Я не могла ни читать, ни слушать пластинки. Я взяла лист бумаги и нарисовала проход Кардинет, как запомнила его, когда уходила от акушерки: высокие стены сближаются, вдали – просвет. Это единственный случай в моей взрослой жизни, когда мне захотелось что-то нарисовать.
В воскресенье днем я гуляла по холодным, залитым солнцем улицам Мон-Сен-Эньян. Зонд меня больше не беспокоил. Он был частью моей утробы, союзник, которого я упрекала лишь в том, что он действует недостаточно быстро.
Запись в дневнике 19 января: «Небольшие боли. Интересно, сколько времени нужно, чтобы эмбрион погиб и вышел из меня? Этажом выше играли „Марсельезу“ на горне, смеялись. Всё это – жизнь».
(Итак, несчастьем это не было. Чем это было на самом деле – ответ надо искать в потребности снова представить себя в той комнате в то воскресенье, которую я испытывала восемь лет спустя, когда писала свою первую книгу, «Пустые шкафы». В стремлении уместить в этом воскресенье и в этой комнате всю свою жизнь до двадцати лет.)
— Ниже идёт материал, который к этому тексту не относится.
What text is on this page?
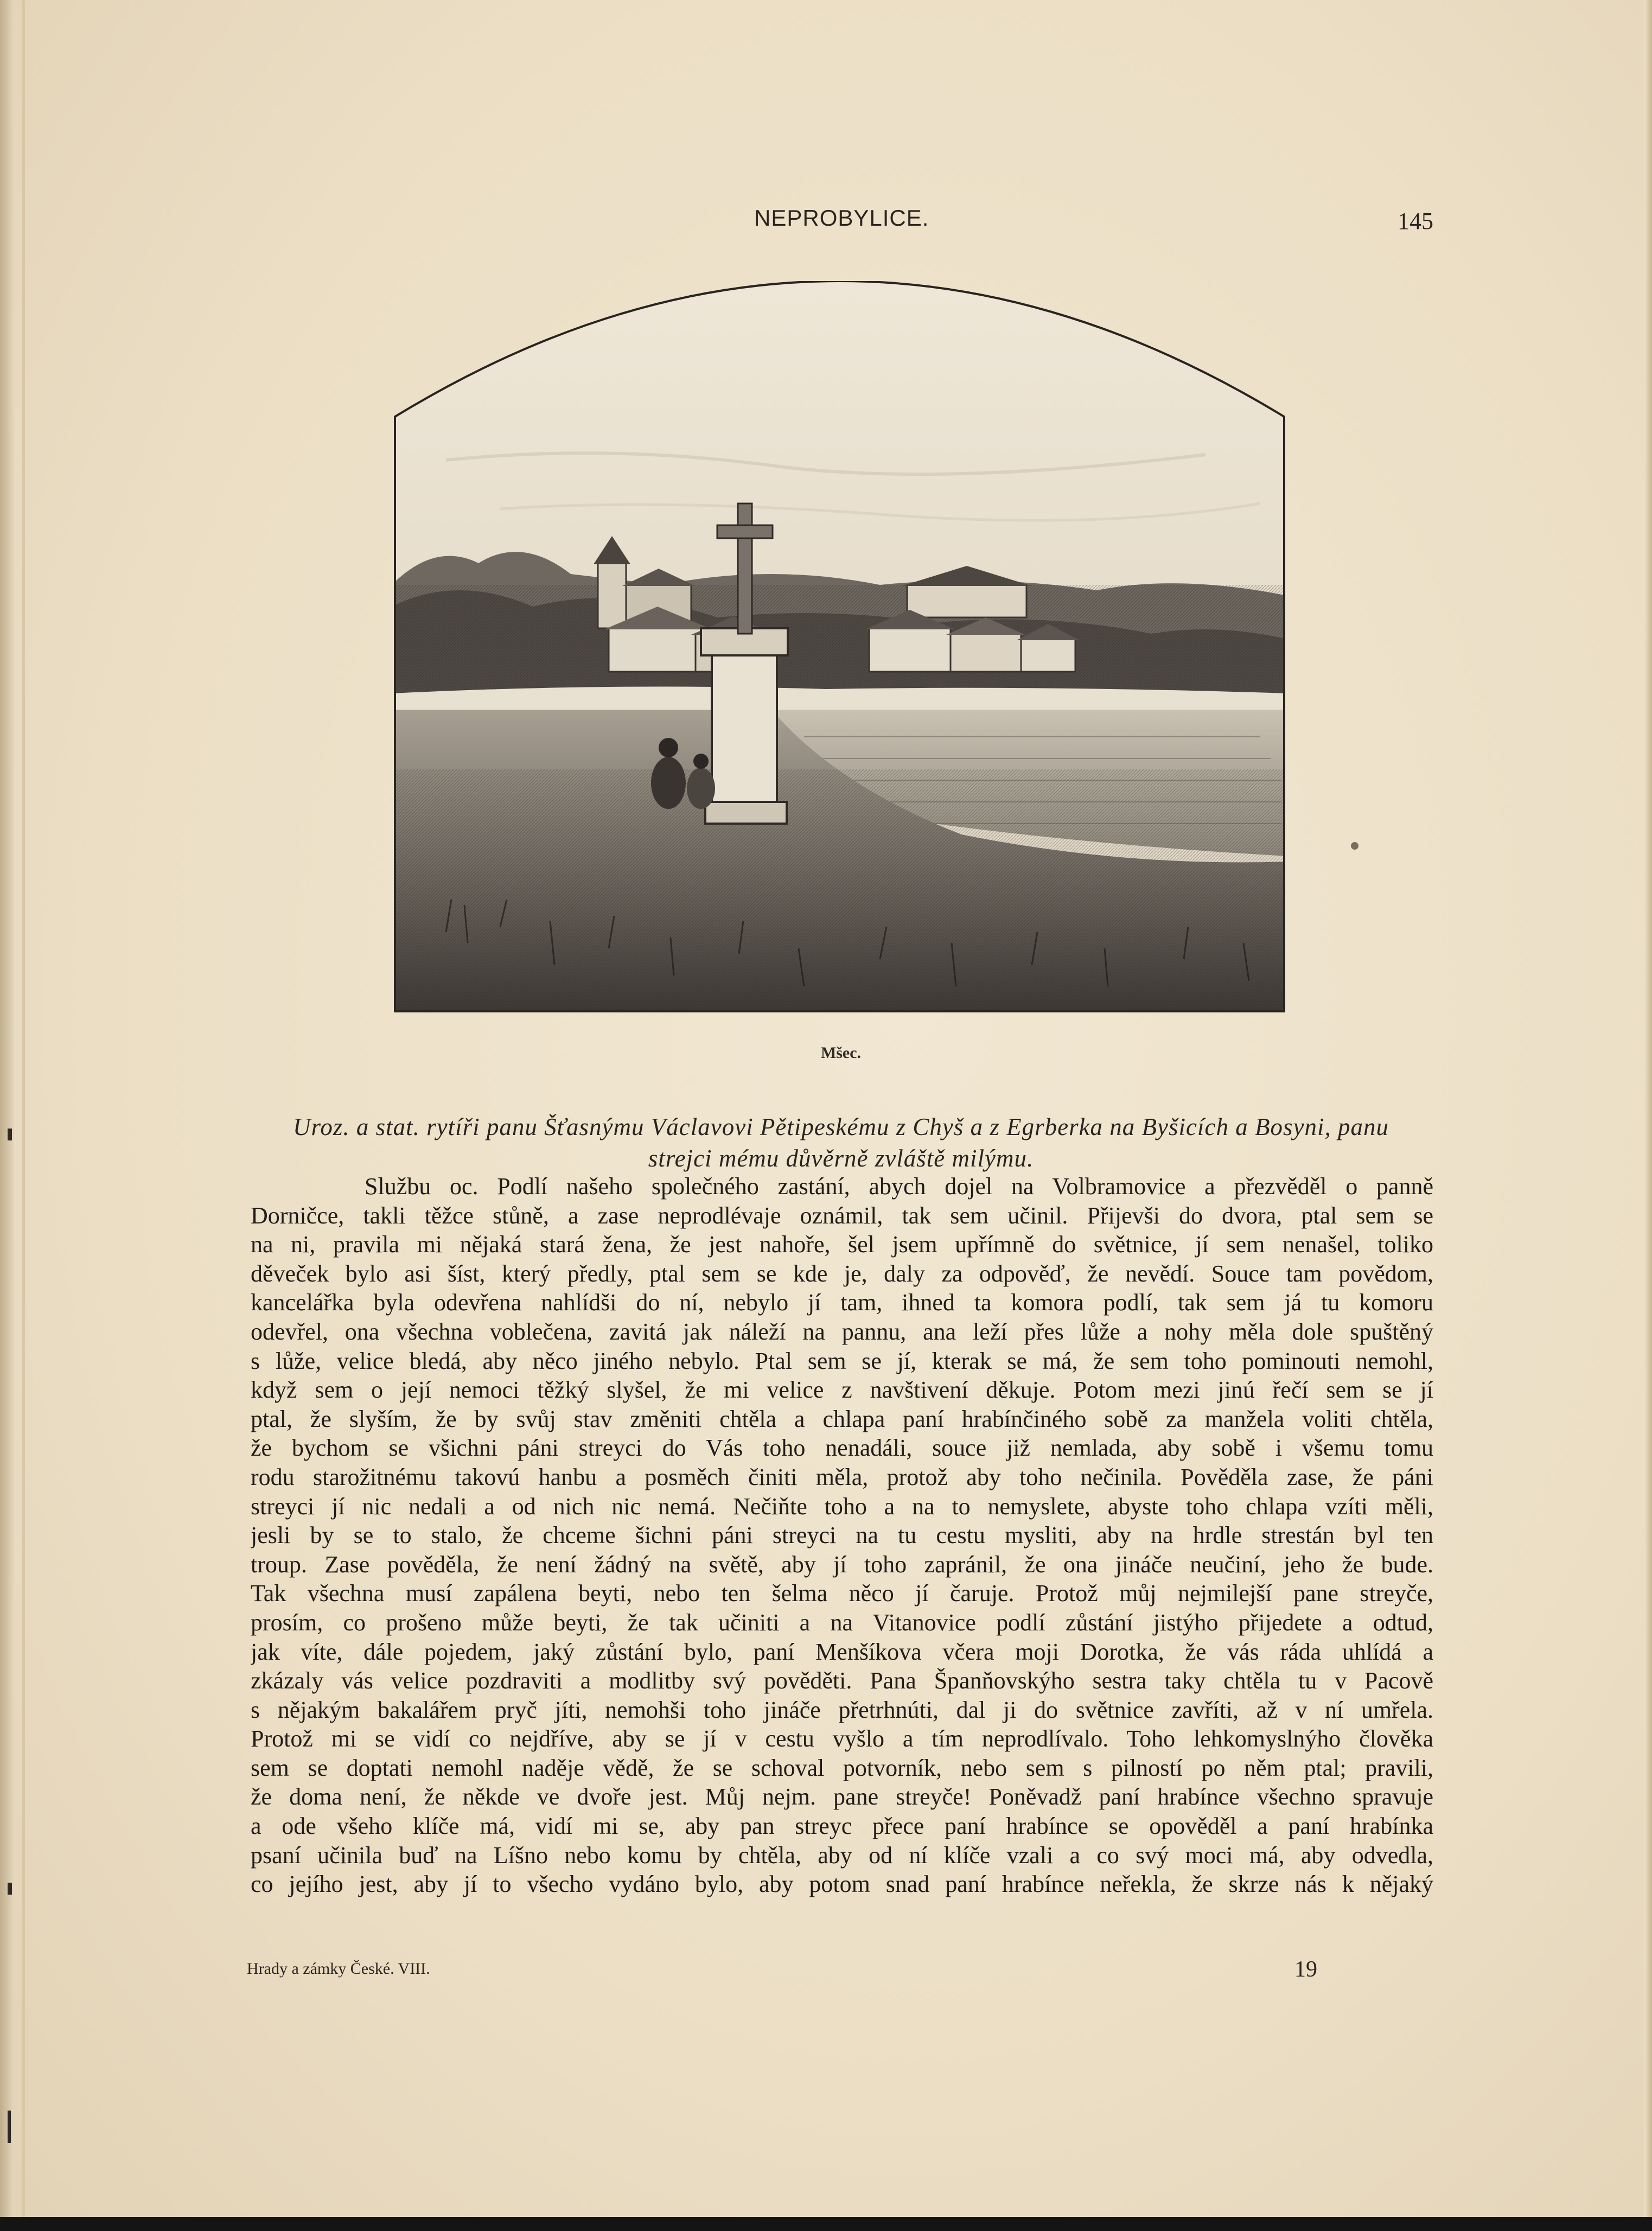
NEPROBYLICE.	145
Mšec.
Uroz. a stat. rytíři panu Šťasnýmu Václavovi Pětipeskému z Chyš a z Egrberka na Byšicích a Bosyni, panu
strejci mému důvěrně zvláště milýmu.
Službu oc. Podlí našeho společného zastání, abych dojel na Volbramovice a přezvěděl o panně
Dorničce, takli těžce stůně, a zase neprodlévaje oznámil, tak sem učinil. Přijevši do dvora, ptal sem se
na ni, pravila mi nějaká stará žena, že jest nahoře, šel jsem upřímně do světnice, jí sem nenašel, toliko
děveček bylo asi šíst, který předly, ptal sem se kde je, daly za odpověď, že nevědí. Souce tam povědom,
kancelářka byla odevřena nahlídši do ní, nebylo jí tam, ihned ta komora podlí, tak sem já tu komoru
odevřel, ona všechna voblečena, zavitá jak náleží na pannu, ana leží přes lůže a nohy měla dole spuštěný
s lůže, velice bledá, aby něco jiného nebylo. Ptal sem se jí, kterak se má, že sem toho pominouti nemohl,
když sem o její nemoci těžký slyšel, že mi velice z navštivení děkuje. Potom mezi jinú řečí sem se jí
ptal, že slyším, že by svůj stav změniti chtěla a chlapa paní hrabínčiného sobě za manžela voliti chtěla,
že bychom se všichni páni streyci do Vás toho nenadáli, souce již nemlada, aby sobě i všemu tomu
rodu starožitnému takovú hanbu a posměch činiti měla, protož aby toho nečinila. Pověděla zase, že páni
streyci jí nic nedali a od nich nic nemá. Nečiňte toho a na to nemyslete, abyste toho chlapa vzíti měli,
jesli by se to stalo, že chceme šichni páni streyci na tu cestu mysliti, aby na hrdle strestán byl ten
troup. Zase pověděla, že není žádný na světě, aby jí toho zapránil, že ona jináče neučiní, jeho že bude.
Tak všechna musí zapálena beyti, nebo ten šelma něco jí čaruje. Protož můj nejmilejší pane streyče,
prosím, co prošeno může beyti, že tak učiniti a na Vitanovice podlí zůstání jistýho přijedete a odtud,
jak víte, dále pojedem, jaký zůstání bylo, paní Menšíkova včera moji Dorotka, že vás ráda uhlídá a
zkázaly vás velice pozdraviti a modlitby svý pověděti. Pana Španňovskýho sestra taky chtěla tu v Pacově
s nějakým bakalářem pryč jíti, nemohši toho jináče přetrhnúti, dal ji do světnice zavříti, až v ní umřela.
Protož mi se vidí co nejdříve, aby se jí v cestu vyšlo a tím neprodlívalo. Toho lehkomyslnýho člověka
sem se doptati nemohl naděje vědě, že se schoval potvorník, nebo sem s pilností po něm ptal; pravili,
že doma není, že někde ve dvoře jest. Můj nejm. pane streyče! Poněvadž paní hrabínce všechno spravuje
a ode všeho klíče má, vidí mi se, aby pan streyc přece paní hrabínce se opověděl a paní hrabínka
psaní učinila buď na Líšno nebo komu by chtěla, aby od ní klíče vzali a co svý moci má, aby odvedla,
co jejího jest, aby jí to všecho vydáno bylo, aby potom snad paní hrabínce neřekla, že skrze nás k nějaký
Hrady a zámky České. VIII.	19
К утру понедельника я уже пять дней жила с зондом внутри. Около полудня я села на поезд, чтобы наскоро навестить родителей: я не была уверена, что в следующую субботу буду в состоянии это сделать. Наверное, я как обычно бросила монетку, чтобы решить, стоит ли так рисковать. Потеплело, и мама проветривала спальни. Я проверила свои трусы. Они были пропитаны кровью и водой от зонда, который начинал вылезать из влагалища. Я смотрела на маленькие соседские домики и сады – всё те же, что и в моем детстве.
(На это воспоминание накладывается другое, девятью годами раньше. Большое розовое пятно из крови и других выделений нашей кошки. Она умерла апрельским днем на моей подушке, пока я была в школе. К моему приходу ее уже похоронили с мертвыми котятами внутри.)
Я вернулась в Руан на четырехчасовом поезде. Он шел всего сорок минут. Как обычно, я увозила с собой растворимый кофе, сгущенку и печенье.
В тот вечер в киноклубе «Ля Фалюш» показывали фильм «Броненосец Потемкин». Я пошла с О. Боль, на которую я сначала не обратила внимания, спазмами сжимала мне живот. При каждой схватке я задерживала дыхание и не мигая смотрела на экран. Спазмы учащались. Я уже не следила за сюжетом. Вдруг показали огромный кусок мяса на крючке, кишащий червями. Это последнее, что я помню из фильма. Я вскочила и побежала в общежитие. Упала на кровать и вцепилась в изголовье, сдерживая крик. Меня вырвало. Потом пришла О.; фильм уже закончился. Она не знала, что делать. Села рядом, советовала мне дышать по-собачьи – так говорят женщинам при родах. Я могла ловить воздух ртом только в перерывах между приступами боли, а они не прекращались. Было уже за полночь. О. сказала, чтобы я звала ее, если понадобится, и пошла спать. Мы обе не знали, что будет дальше.
Внезапно мне жутко захотелось какать. Я побежала в туалет на другом конце коридора и села на унитаз лицом к двери. Я видела плитку кафеля между своими ляжками. Я тужилась изо всех сил. Оно вырвалось из меня, как граната, в потоке воды, обдав всё брызгами до самой двери. Я увидела, что из моей вагины свисает куколка на красноватой пуповине. Я и представить не могла, что ношу это в себе. Мне надо было вернуться с ним в комнату. Я взяла его в руку – оно оказалось неожиданно тяжелым – и пошла по коридору, зажав его между бедрами. Я была как зверь.